Après dix ans de tractations entre scientifiques, politiques, industriels et ONG environnementales, la complexe machine Reach devient enfin concrète. Le Règlement européen sur l'enregistrement, l'évaluation et l'autorisation des substances chimiques (Reach), voté en décembre 2006 et en vigueur depuis le 1er juin 2007, entre dans sa première étape de réalisation. À partir du 1er juin, les entreprises qui fabriquent ou utilisent plus d'une tonne par an de substances chimiques mises sur le marché avant 1981, devront les préenregistrer auprès de la nouvelle Agence européenne des substances chimiques ( Echa), basée à Helsinki.

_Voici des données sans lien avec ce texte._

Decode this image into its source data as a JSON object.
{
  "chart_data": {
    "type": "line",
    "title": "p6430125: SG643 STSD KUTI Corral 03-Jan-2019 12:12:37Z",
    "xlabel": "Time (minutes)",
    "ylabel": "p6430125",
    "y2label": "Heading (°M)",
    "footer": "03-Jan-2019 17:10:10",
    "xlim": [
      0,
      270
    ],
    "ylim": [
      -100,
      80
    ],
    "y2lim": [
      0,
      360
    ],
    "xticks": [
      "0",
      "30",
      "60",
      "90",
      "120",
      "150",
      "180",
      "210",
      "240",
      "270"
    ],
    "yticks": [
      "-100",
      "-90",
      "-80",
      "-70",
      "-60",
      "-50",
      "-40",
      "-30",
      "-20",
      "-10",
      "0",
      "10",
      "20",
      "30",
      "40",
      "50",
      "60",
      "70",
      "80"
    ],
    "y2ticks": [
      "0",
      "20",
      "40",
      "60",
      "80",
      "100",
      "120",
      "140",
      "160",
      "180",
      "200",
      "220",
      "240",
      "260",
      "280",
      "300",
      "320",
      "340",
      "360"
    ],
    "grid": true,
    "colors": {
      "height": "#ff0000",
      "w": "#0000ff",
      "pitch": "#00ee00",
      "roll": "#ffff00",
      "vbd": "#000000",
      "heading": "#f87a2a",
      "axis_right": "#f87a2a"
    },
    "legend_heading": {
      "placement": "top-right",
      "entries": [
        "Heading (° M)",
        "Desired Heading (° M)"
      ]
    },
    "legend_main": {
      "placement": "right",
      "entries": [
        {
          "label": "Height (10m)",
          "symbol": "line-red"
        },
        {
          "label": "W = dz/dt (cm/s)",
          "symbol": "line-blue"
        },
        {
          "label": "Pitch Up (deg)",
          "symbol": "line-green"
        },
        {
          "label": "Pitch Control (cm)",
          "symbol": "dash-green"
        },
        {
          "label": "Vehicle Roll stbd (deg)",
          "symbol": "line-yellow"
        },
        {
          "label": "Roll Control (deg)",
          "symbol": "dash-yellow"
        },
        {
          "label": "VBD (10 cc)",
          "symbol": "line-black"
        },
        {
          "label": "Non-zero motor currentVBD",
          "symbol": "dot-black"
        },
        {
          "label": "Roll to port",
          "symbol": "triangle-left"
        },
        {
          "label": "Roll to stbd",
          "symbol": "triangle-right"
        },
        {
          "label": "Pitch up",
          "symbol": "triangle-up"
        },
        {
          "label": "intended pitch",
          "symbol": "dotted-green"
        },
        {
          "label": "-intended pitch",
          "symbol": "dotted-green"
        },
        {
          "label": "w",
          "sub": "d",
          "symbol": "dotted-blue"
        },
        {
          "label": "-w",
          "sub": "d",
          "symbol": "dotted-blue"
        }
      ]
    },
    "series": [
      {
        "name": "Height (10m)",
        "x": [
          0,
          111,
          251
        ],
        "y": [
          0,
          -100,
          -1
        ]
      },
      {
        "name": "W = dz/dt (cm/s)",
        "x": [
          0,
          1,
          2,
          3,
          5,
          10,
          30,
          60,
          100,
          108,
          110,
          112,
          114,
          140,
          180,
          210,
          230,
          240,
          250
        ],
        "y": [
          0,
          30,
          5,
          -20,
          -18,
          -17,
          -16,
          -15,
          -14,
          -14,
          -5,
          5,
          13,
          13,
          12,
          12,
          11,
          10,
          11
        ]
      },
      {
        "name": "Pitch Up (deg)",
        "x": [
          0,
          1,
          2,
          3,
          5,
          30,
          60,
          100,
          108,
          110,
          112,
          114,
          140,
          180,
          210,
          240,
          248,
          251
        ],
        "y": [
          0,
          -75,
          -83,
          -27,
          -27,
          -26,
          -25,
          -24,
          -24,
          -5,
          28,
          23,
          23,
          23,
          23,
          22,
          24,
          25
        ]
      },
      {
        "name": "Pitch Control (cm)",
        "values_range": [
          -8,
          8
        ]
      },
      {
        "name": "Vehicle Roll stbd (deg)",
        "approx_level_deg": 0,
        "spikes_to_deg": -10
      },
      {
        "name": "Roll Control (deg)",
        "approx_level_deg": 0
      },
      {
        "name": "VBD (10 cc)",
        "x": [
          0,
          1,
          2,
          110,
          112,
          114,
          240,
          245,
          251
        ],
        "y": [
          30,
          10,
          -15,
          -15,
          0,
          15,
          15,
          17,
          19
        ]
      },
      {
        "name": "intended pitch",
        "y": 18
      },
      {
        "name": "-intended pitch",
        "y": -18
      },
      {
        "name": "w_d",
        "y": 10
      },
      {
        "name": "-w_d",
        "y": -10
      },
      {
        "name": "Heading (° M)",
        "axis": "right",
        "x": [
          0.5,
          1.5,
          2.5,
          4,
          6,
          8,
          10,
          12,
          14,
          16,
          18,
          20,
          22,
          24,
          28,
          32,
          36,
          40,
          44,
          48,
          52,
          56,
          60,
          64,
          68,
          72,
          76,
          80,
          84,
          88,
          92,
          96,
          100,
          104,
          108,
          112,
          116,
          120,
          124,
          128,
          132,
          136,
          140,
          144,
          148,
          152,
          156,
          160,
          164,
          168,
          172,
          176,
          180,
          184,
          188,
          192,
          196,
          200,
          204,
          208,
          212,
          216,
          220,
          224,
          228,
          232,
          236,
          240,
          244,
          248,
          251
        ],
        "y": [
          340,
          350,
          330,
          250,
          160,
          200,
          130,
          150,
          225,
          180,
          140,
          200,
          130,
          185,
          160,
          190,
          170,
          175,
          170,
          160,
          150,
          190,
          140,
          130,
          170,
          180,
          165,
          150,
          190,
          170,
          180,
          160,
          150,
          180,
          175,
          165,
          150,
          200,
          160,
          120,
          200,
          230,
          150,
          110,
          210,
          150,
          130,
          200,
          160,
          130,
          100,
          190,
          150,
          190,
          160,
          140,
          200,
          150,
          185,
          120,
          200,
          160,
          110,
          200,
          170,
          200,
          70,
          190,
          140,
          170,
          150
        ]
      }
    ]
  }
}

Une révolution qui ne va pas sans difficulté pour les entreprises et qui concerne absolument tous les secteurs, de la chimie à l'agroalimentaire. « C'est un règlement très complexe, qui implique de très nombreux acteurs et pour lequel on ne dispose pas encore de tous les outils, affirme Catherine Lequime, responsable Reach management des produits à l'UIC (Union des industries chimiques). Les entreprises ont peu de temps pour préenregistrer d'ici au 1er décembre. Mais avant cela, elles doivent avoir compris quel statut est le leur dans le cadre de Reach : elles doivent avoir défini si elles sont importateurs, producteurs... Et avoir identifié chacune des substances concernées par le règlement européen. » Si une substance n'est pas préenregistrée d'ici au 1er décembre, elle ne pourra plus être commercialisée dans l'UE avant son enregistrement. Ce dernier devra avoir lieu avant le 1er décembre 2010 pour les substances dépassant les 1 000 tonnes fabriquées ou utilisées par an, avant le 1er juin 2013 pour les plus de 100 tonnes et avant le 1er juin 2018 pour les plus d'une tonne par an. L'objectif est de recenser l'ensemble des substances chimiques mises sur le marché européen, les évaluer et en réduire l'impact sur la santé. On estime à environ 100 000 le nombre de substances fabriquées ou utilisées dans l'UE n'ayant fait l'objet d'aucune évaluation de leur éventuelle nocivité. Depuis 1981, toute nouvelle substance est l'objet d'un contrôle. Reach révolutionne le monde industriel en lui imputant la charge de la preuve de l'innocuité d'une substance.
Des coûts
non négligeables
S'il est impossible de déterminer le coût global de l'application du nouveau règlement, chaque entreprise voit désormais plus clair dans ce qu'elle devra débourser. Les tarifs d'enregistrement ont été dévoilés le 17 avril 2008 au Journal officiel. Par exemple, une PME fabricante ou utilisatrice de plus de 1 000 tonnes d'une substance chimique, et qui partage les résultats de ses essais avec d'autres, dépensera 16 275 euros, tandis qu'une grande entreprise dans le même cas déboursera 23 250 euros. « Grâce à des réductions substantielles (90 %) pour les très petites entreprises du secteur chimique, nous veillons à ce que celles-ci restent compétitives, a expliqué le vice-président de la Commission européenne, Günter Verheugen. Nous avons posé les bases d'un système qui protège la santé humaine et l'environnement. Le moment est donc venu d'exploiter les nouvelles potentialités commerciales offertes par Reach. » Mais ces tarifs ne constituent qu'une partie du coût. « Il faut calculer le coût direct de la réalisation d'un essai, celui de la constitution d'un dossier, celui de l'évaluation des risques et enfin l'ensemble des redevances, parmi lesquelles les tarifs d'enregistrement et de mise à jour, auxquelles les entreprises sont soumises », explique Catherine Lequime.
Les entreprises sont-elles prêtes techniquement et financièrement à cette révolution ? Parmi celles concernées par le plus haut tonnage (plus de 1 000 tonnes), elles sont nombreuses à avoir déjà constitué des consortiums pour échanger des informations. « Si les grands groupes industriels sont préparés à l'entrée en application de Reach, la difficulté est d'atteindre les PME. Des sondages réalisés en Angleterre ont montré que ces entreprises ne se sentent pas concernées », expliquait récemment, sur un site d'information spécialisé, Emmanuel Moreau, chef du Bureau des substances et préparations chimiques du ministère de l'Écologie, de l'Énergie, du Développement durable et de l'Aménagement du territoire. De son côté, l'UIC qui, depuis deux ans, a formé en partenariat avec le ministère de l'Industrie quelque 1 000 entreprises et sensibilisé 2 000 autres à Reach, se dit surtout préoccupée « du risque de voir certaines substances disparaître pour des raisons économiques non liées à la santé. C'est aussi une préoccupation pour leurs utilisateurs qui sont incités, dès aujourd'hui, à diversifier leurs fournisseurs », conclut Catherine Lequime.